Yes, I know that everyone who knows what they are doing in bb’ing and are working seriously at it adds at least 2 lb of muscle a month, or at least 20 lb a year, and for example those who 5 years ago were already experienced and skilled have all added 100 lb of muscle since then.
Or at any rate to hear the talk of many, they are gaining all the time and at a good clip, yet – unless there was a change in drug usage – in fact it is not so unusual for say 3 or 6 months to go by without all that much change.
(If anyone denies this, refer to the previous paragraph: if each 3 or 6 months produced all that much change, then there would have to be cumulatively a gigantic increase over 5 years previously, this being referenced to a point of already having been training for years. I’m not comparing to just starting out, where of course there ought to be a really big increase over 5 years.)

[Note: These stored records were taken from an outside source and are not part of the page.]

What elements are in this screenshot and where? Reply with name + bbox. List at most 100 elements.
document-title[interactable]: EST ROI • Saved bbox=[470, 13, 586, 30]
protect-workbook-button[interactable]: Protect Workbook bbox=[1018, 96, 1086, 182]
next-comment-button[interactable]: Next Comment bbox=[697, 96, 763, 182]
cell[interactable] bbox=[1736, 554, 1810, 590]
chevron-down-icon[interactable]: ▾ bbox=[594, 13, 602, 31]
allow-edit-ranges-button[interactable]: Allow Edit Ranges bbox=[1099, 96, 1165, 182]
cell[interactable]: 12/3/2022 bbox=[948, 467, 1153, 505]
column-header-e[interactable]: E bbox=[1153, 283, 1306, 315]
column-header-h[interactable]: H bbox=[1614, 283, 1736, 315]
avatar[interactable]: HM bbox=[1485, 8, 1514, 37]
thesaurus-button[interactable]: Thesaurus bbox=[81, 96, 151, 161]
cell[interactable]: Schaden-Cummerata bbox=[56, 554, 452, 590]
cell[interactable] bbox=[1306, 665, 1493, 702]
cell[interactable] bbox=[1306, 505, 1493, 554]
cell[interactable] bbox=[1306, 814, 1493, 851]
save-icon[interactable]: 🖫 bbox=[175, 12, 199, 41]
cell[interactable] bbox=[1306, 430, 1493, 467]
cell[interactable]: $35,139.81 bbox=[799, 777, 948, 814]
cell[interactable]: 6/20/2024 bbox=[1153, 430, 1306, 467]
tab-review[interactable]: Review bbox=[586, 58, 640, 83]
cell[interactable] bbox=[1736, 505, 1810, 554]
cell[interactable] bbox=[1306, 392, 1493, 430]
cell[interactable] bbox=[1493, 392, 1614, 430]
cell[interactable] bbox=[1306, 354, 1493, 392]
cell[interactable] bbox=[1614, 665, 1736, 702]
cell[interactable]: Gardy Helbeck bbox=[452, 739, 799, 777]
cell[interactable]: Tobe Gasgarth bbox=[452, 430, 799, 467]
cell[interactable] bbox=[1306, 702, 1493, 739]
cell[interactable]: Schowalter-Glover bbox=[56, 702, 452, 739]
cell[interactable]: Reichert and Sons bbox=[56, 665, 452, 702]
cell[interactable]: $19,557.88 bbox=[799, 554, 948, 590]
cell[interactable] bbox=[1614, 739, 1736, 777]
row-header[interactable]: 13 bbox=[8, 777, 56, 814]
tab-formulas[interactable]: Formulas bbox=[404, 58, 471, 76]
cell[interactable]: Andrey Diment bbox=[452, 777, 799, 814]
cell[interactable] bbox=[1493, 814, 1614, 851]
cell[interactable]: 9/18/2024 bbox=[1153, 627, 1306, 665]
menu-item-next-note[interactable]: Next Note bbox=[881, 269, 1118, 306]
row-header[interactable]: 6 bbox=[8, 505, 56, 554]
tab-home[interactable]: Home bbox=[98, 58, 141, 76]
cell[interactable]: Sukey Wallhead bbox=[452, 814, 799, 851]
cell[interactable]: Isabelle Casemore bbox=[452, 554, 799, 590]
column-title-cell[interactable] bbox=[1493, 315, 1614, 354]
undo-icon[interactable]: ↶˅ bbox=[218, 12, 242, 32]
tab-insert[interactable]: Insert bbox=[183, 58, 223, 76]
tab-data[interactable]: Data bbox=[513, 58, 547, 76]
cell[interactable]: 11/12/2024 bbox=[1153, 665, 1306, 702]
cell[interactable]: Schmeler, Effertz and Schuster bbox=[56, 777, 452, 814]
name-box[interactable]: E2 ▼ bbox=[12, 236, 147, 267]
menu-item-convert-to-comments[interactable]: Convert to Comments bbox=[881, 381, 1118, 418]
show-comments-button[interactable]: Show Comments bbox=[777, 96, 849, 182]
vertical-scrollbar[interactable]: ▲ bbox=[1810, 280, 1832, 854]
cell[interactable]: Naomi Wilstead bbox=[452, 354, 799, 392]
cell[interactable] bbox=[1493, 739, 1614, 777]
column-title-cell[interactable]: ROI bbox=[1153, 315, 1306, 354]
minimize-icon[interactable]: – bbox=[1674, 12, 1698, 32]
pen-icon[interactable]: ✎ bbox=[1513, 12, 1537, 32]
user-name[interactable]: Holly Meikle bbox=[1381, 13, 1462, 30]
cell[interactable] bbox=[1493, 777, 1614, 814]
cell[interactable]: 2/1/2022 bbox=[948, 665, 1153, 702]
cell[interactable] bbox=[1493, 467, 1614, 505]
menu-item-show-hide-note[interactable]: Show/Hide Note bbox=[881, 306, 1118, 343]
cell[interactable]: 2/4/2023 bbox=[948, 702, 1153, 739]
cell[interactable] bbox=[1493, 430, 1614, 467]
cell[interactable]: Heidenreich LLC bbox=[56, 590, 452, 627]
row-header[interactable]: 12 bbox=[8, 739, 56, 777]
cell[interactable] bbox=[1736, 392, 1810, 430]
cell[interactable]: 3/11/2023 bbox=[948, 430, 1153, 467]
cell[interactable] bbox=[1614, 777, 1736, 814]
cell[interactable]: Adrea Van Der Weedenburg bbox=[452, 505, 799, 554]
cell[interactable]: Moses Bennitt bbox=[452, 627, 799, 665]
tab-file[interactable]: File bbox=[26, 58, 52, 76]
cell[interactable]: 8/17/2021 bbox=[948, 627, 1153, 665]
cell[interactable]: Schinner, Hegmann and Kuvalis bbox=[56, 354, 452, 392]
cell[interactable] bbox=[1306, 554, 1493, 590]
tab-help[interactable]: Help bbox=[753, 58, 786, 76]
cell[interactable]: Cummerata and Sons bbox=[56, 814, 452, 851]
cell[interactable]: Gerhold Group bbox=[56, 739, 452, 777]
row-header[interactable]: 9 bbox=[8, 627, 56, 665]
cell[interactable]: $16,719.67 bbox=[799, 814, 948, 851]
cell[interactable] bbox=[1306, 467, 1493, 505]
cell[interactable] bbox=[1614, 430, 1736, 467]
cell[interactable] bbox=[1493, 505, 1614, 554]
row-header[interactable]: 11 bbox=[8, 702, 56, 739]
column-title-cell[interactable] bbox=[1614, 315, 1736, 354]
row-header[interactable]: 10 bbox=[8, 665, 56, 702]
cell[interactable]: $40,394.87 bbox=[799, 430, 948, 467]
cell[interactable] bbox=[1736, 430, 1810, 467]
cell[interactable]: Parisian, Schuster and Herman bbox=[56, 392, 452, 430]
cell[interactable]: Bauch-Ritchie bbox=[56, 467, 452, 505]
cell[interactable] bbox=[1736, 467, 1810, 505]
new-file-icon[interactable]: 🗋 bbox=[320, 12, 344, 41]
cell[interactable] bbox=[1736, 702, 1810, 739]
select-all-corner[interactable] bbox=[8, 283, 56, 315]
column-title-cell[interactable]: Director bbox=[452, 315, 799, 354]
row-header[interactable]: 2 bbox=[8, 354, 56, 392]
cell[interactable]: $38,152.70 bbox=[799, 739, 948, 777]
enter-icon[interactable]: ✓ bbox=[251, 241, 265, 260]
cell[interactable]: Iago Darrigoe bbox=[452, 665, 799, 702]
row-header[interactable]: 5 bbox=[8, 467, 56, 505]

So, if someone has noticed that in fact what he’s been doing seems to not be giving much progress, what in the world is wrong with trying something that is shockingly different and is reported to get one substantially stronger, and rapidly?
Anyone think there is no chance that a size increase will come with that? And given that progress hasn’t been so good lately, in our example, for them with ordinary bb’ing methods, why is it necessarily stupid to try Smolov for example?
Personally, Smolov Jr gave me a real improvement in the chest and rapidly, and that at age 47 and with considerably less PED’s than I’ve used before. Regardless of whether strength was a goal, it improved size. Probably out of being so different than anything I’d done before, and so intensively targeted to a given bodypart.[/quote]
Bill: As I wrote in some posts above and in my Bodybuilding Bible thread, there is NOTHING wrong with trying a strength routine to blast through a strength (and/or perhaps a size) plateau. It’s just–and again, as I’ve written repeatedly–that we had GURUS running around prescribing routines in articles in which they wrote repeatedly, “train for performance and size will follow,” implying that some people’s size worries would go away if they trained like athletes with TBT and upper-lower body splits.
To not be misleading, they could have wrote something like, “You might want to use this sort of routine to bust through plateaus you’ve experienced with your traditional bodybuilding routines.” [/quote]
Here is a prime example of how screwed up many of these newbs are as a result of some of the articles and approaches to training.
It is also why you have people using the SAME weights (only worrying about form) as if gaining size has little to do with gaining strength (you know, because strength needs some COMPLETELY different strategy all of a sudden).